Aunque la caminata era la misma rutina a la
que estaba acostumbrado, aunque fuera la misma arena porfiada y dormida, el
calor igual de abochornante, la gran luz cayendo a racimos, y las culebras como
guardianes de un extenso territorio, todo, esta vez fue distinto, porque las
ganas de volver a Filistea, le ponían dicha a todo.
Se demoró una hora en llegar donde su amigo,
pero no lo encontró. Gritó y gritó muy duro “Joaquín donde estás? Joaquín soy yo,
Sansón”. Repitió y repitió pero no le respondieron.
Fue al otro lado de la casa hasta el cerco
de palos y piedras que guardaban las cabras pequeñas y otra vez gritó “Joaquín
he venido a pedirle un favor.”
Pero todo seguía en silencio.
Corrió al otro lado del oasis y a la viña,
pero tampoco lo encontró. Entonces se acercó a la puerta de la casa después de
caminar por el corredor de piedra bordeado por columnas de mármol y chambranas
de roble pintadas de azul. “Claro, no está”. Amarró una piedra de un delgado hilo
que aseguró de una viga baja porque así le decía que había estado allí.
Luego caminó entre las palmeras llamando a
todo grito. “Lor, venga que hoy se va conmigo”.
Entonces escuchó al camello trotando
suavemente hacia el, potente y seguro. Al llegar junto al muchacho se inclinó en
sus patas delanteras y el joven subió a su lomo con un salto ágil. Se dejó
llevar por los cadenciosos y fuertes pasos porque confiaba en el animal que
conocía el camino hasta su casa.
Eran cerca de las once de la mañana cuando volvió
a su hogar.
De un salto se bajó de Lor. Lo llevó al pozo
y le dio agua, además le arrimó allí, cáscaras de plátano y otros tubérculos viejos
que encontró a un lado de la cocina y lo dejó para que siguiera encontrando
hierbas. Luego corrió algo desorientado. Buscó a sus padres en la viña que dentro
de poco tendría las ramas llenas de grandes y jugosas uvas negras que muchos
saborearían con placer.

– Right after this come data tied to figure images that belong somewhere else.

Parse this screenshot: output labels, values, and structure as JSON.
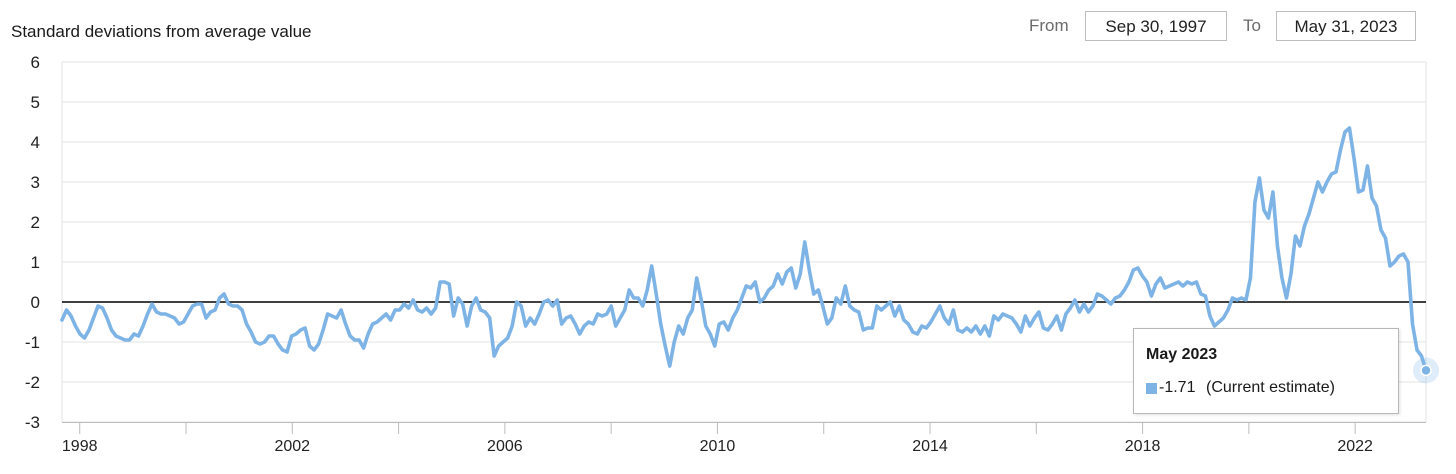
{
  "y_axis_title": "Standard deviations from average value",
  "range": {
    "from_label": "From",
    "from_value": "Sep 30, 1997",
    "to_label": "To",
    "to_value": "May 31, 2023"
  },
  "tooltip": {
    "title": "May 2023",
    "value": "-1.71",
    "series_name": "(Current estimate)"
  },
  "colors": {
    "line": "#7eb3e6",
    "grid": "#e3e3e3",
    "zero": "#000000",
    "tooltip_border": "#b8b8b8"
  },
  "chart_data": {
    "type": "line",
    "x_start": "1997-09",
    "x_end": "2023-05",
    "xlim": [
      "1997-09",
      "2023-05"
    ],
    "ylim": [
      -3,
      6
    ],
    "yticks": [
      -3,
      -2,
      -1,
      0,
      1,
      2,
      3,
      4,
      5,
      6
    ],
    "xtick_labels": [
      "1998",
      "2002",
      "2006",
      "2010",
      "2014",
      "2018",
      "2022"
    ],
    "ylabel": "Standard deviations from average value",
    "grid": true,
    "series": [
      {
        "name": "Current estimate",
        "resolution": "monthly",
        "values": [
          -0.45,
          -0.2,
          -0.35,
          -0.6,
          -0.8,
          -0.9,
          -0.7,
          -0.4,
          -0.1,
          -0.15,
          -0.4,
          -0.7,
          -0.85,
          -0.9,
          -0.95,
          -0.95,
          -0.8,
          -0.85,
          -0.6,
          -0.3,
          -0.05,
          -0.25,
          -0.3,
          -0.3,
          -0.35,
          -0.4,
          -0.55,
          -0.5,
          -0.3,
          -0.1,
          -0.05,
          -0.05,
          -0.4,
          -0.25,
          -0.2,
          0.1,
          0.2,
          -0.05,
          -0.1,
          -0.1,
          -0.2,
          -0.55,
          -0.75,
          -1.0,
          -1.05,
          -1.0,
          -0.85,
          -0.85,
          -1.05,
          -1.2,
          -1.25,
          -0.85,
          -0.8,
          -0.7,
          -0.65,
          -1.1,
          -1.2,
          -1.05,
          -0.7,
          -0.3,
          -0.35,
          -0.4,
          -0.2,
          -0.55,
          -0.85,
          -0.95,
          -0.95,
          -1.15,
          -0.8,
          -0.55,
          -0.5,
          -0.4,
          -0.3,
          -0.45,
          -0.2,
          -0.2,
          -0.05,
          -0.15,
          0.05,
          -0.2,
          -0.25,
          -0.15,
          -0.3,
          -0.15,
          0.5,
          0.5,
          0.45,
          -0.35,
          0.1,
          -0.05,
          -0.6,
          -0.1,
          0.1,
          -0.2,
          -0.25,
          -0.4,
          -1.35,
          -1.1,
          -1.0,
          -0.9,
          -0.6,
          0.0,
          -0.1,
          -0.6,
          -0.4,
          -0.55,
          -0.3,
          0.0,
          0.05,
          -0.1,
          0.05,
          -0.55,
          -0.4,
          -0.35,
          -0.55,
          -0.8,
          -0.6,
          -0.5,
          -0.55,
          -0.3,
          -0.35,
          -0.3,
          -0.1,
          -0.6,
          -0.4,
          -0.2,
          0.3,
          0.1,
          0.1,
          -0.1,
          0.3,
          0.9,
          0.2,
          -0.55,
          -1.1,
          -1.6,
          -1.0,
          -0.6,
          -0.8,
          -0.4,
          -0.2,
          0.6,
          0.05,
          -0.6,
          -0.8,
          -1.1,
          -0.55,
          -0.5,
          -0.7,
          -0.4,
          -0.2,
          0.1,
          0.4,
          0.35,
          0.5,
          0.0,
          0.1,
          0.3,
          0.4,
          0.7,
          0.45,
          0.75,
          0.85,
          0.35,
          0.7,
          1.5,
          0.8,
          0.2,
          0.3,
          -0.1,
          -0.55,
          -0.4,
          0.1,
          -0.05,
          0.4,
          -0.1,
          -0.2,
          -0.25,
          -0.7,
          -0.65,
          -0.65,
          -0.1,
          -0.2,
          -0.1,
          0.0,
          -0.35,
          -0.1,
          -0.45,
          -0.55,
          -0.75,
          -0.8,
          -0.6,
          -0.65,
          -0.5,
          -0.3,
          -0.1,
          -0.4,
          -0.55,
          -0.2,
          -0.7,
          -0.75,
          -0.65,
          -0.75,
          -0.6,
          -0.8,
          -0.6,
          -0.85,
          -0.35,
          -0.45,
          -0.3,
          -0.35,
          -0.4,
          -0.55,
          -0.75,
          -0.35,
          -0.6,
          -0.4,
          -0.25,
          -0.65,
          -0.7,
          -0.55,
          -0.35,
          -0.7,
          -0.3,
          -0.15,
          0.05,
          -0.25,
          -0.05,
          -0.25,
          -0.1,
          0.2,
          0.15,
          0.05,
          -0.05,
          0.1,
          0.15,
          0.3,
          0.5,
          0.8,
          0.85,
          0.65,
          0.5,
          0.15,
          0.45,
          0.6,
          0.35,
          0.4,
          0.45,
          0.5,
          0.4,
          0.5,
          0.45,
          0.5,
          0.2,
          0.15,
          -0.35,
          -0.6,
          -0.5,
          -0.4,
          -0.2,
          0.1,
          0.05,
          0.1,
          0.05,
          0.6,
          2.5,
          3.1,
          2.3,
          2.1,
          2.75,
          1.4,
          0.6,
          0.1,
          0.7,
          1.65,
          1.4,
          1.9,
          2.2,
          2.6,
          3.0,
          2.75,
          3.0,
          3.2,
          3.25,
          3.8,
          4.25,
          4.35,
          3.6,
          2.75,
          2.8,
          3.4,
          2.6,
          2.4,
          1.8,
          1.6,
          0.9,
          1.0,
          1.15,
          1.2,
          1.0,
          -0.55,
          -1.2,
          -1.35,
          -1.71
        ]
      }
    ]
  }
}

Los vió desde lejos asegurando mas tutores al cultivo. Algunos
se habían caído porque estaban mal enterrados. Hombre y mujer ponían las ramas
encima de los nuevos tutores, asegurándolas y entrelazándolas muy diestros. Las
podaban también, para que no crecieran largas y vanas. Se admiraban de que una
plantación como aquella, fuera capaz de resistir los intensos calores de esa
región tan seca. “Hola padres, traje el camello pero no estaba Joaquín. Le dejé
una piedra colgada frente a la puerta para que sepa que estuve allá”. “Quizás se
fue a Israel. Sabes que viaja seguido a visitar a sus tías y sus primos que le
hacen tanta falta, no debes extrañarte de eso”, le dijo Manoa.
“Y a
que horas nos vamos a Timnat?” Preguntó la madre. “Hay que madrugar para que
nos rinda el viaje”, dijo Manoa.
El joven arrancó ramas secas de las matas poniéndolas en las raíces para
que se pudrieran y sirvieran de abono. Mientras tanto el tiempo pasaba poderoso
y en silencio, como un monstruo callado.